Bristol and Stratford got out of their jeep and were standing beside Cronley’s Storch when he climbed out.
“Oh, it’s you,” Bristol said.
“Sir, why do I think you’re disappointed?” Cronley asked.
“Absolutely the contrary,” Bristol said. “When I saw two idiot pilots wanting to land on what is not a landing strip, I was afraid General Clay had come back.”
“General Gehlen, this is Colonel Bristol, the Engineer officer in charge of setting up the compound.”
Bristol, in a Pavlovian reflex to the term “general,” popped to attention and saluted. After a just perceptible hesitation, Gehlen returned it.
“I’ve been hoping I’d get to meet you, sir,” Bristol said.
“Very kind of you, Colonel. But I don’t think we’re supposed to exchange military courtesies.”
“My fault,” Cronley said. “I should have said ‘Herr Gehlen.’ But I have a lot of trouble remembering General Gehlen is no longer a general.”
“Cronley,” Bristol said, “general officers are like the Marines. Once a general, always a general. And especially in this case.
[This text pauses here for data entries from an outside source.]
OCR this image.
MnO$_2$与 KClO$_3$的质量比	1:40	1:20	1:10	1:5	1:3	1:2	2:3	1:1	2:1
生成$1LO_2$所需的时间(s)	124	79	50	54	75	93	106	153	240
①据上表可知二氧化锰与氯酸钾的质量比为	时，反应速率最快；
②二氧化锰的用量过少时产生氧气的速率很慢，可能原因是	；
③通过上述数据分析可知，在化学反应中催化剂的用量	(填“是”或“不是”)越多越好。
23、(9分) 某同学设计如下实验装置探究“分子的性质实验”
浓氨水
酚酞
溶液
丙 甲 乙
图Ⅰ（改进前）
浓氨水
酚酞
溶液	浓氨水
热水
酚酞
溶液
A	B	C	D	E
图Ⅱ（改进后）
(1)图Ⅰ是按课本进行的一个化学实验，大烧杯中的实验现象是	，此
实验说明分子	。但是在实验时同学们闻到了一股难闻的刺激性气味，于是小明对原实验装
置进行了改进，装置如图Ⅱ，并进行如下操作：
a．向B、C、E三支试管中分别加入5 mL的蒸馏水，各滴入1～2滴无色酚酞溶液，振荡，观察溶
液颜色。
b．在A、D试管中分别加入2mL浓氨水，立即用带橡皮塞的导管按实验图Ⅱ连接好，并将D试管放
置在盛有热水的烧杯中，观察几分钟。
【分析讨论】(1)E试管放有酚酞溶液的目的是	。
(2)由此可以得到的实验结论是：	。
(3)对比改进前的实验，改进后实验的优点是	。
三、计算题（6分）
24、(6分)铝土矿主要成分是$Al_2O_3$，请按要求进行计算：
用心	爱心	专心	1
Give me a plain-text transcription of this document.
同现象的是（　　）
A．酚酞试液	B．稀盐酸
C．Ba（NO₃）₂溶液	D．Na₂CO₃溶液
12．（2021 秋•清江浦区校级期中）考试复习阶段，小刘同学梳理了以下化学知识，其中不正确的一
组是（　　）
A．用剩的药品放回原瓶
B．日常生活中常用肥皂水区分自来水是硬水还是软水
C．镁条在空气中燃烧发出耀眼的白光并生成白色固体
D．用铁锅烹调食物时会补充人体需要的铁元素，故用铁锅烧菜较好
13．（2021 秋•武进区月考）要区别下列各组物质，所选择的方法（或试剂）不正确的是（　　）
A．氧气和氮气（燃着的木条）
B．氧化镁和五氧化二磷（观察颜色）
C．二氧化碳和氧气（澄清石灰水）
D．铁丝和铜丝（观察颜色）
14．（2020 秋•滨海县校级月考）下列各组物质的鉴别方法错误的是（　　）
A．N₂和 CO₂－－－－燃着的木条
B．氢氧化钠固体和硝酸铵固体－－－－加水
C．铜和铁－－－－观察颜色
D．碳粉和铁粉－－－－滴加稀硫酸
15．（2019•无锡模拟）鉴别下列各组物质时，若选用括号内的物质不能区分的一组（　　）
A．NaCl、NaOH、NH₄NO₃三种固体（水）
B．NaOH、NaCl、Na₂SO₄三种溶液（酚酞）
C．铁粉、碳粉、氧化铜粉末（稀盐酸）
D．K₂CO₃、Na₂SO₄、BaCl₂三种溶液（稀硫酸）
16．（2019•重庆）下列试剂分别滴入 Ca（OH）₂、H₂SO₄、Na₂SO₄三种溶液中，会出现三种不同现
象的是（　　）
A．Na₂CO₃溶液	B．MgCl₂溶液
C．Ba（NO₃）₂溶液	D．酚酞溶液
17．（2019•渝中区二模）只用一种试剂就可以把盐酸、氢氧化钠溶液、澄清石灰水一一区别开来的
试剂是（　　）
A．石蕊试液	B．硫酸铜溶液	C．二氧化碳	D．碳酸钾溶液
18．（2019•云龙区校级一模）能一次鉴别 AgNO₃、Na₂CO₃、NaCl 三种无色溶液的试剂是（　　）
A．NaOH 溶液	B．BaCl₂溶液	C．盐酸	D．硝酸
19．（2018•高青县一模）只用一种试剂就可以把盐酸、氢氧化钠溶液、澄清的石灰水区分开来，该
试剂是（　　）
When General Clay told me what’s going on here, he referred to the general as General Gehlen, and went out of his way to make sure I understood the general is one of the good guys.”
“Again, that’s very kind of you,” Gehlen said. “And of General Clay.”
“So welcome to your new home, Herr Gehlen. I hope you’ll let me show you around. Perhaps you’ll have a suggestion or two.”
“Since you brought up the subject, Colonel…”
“Yes, sir. What’s your pleasure?”
“Would it be possible to extend this runway a little? Actually, for some distance?”
“Well, that’s on my list, sir. And just now it went to the top of the list.”
“Would it be too much to ask that it be done before we leave? My friend Kurt Schröder”—he pointed at Kurt—“once told me you need more runway to take off than to land.”
“Herr General, wir können hier gut raus,” Schröder said.
Bristol’s eyebrows went up as he looked at Schröder, who was wearing the Constabulary pilot’s zipper jacket that Lieutenant Colonel William W. Wilson had given Cronley.
“I don’t know why I’m surprised,” he said. “I guess a lot of you CIC guys speak German. I guess you’d have to.”
An explanation, or a clarification, proved to be unnecessary, as there was an interruption: Dunwiddie, who was wearing his rank-insignia-less CIC uniform, was looking intently at Lieutenant Stratford, and vice versa.
Then Stratford put his hands on his hips and barked, “Well, you miserable rook, don’t just stand there slumped with your mouth open and your fat belly hanging out, come to attention and say, ‘Good morning, sir.’”
Dunwiddie said, “I’ll be goddamned — it is you!”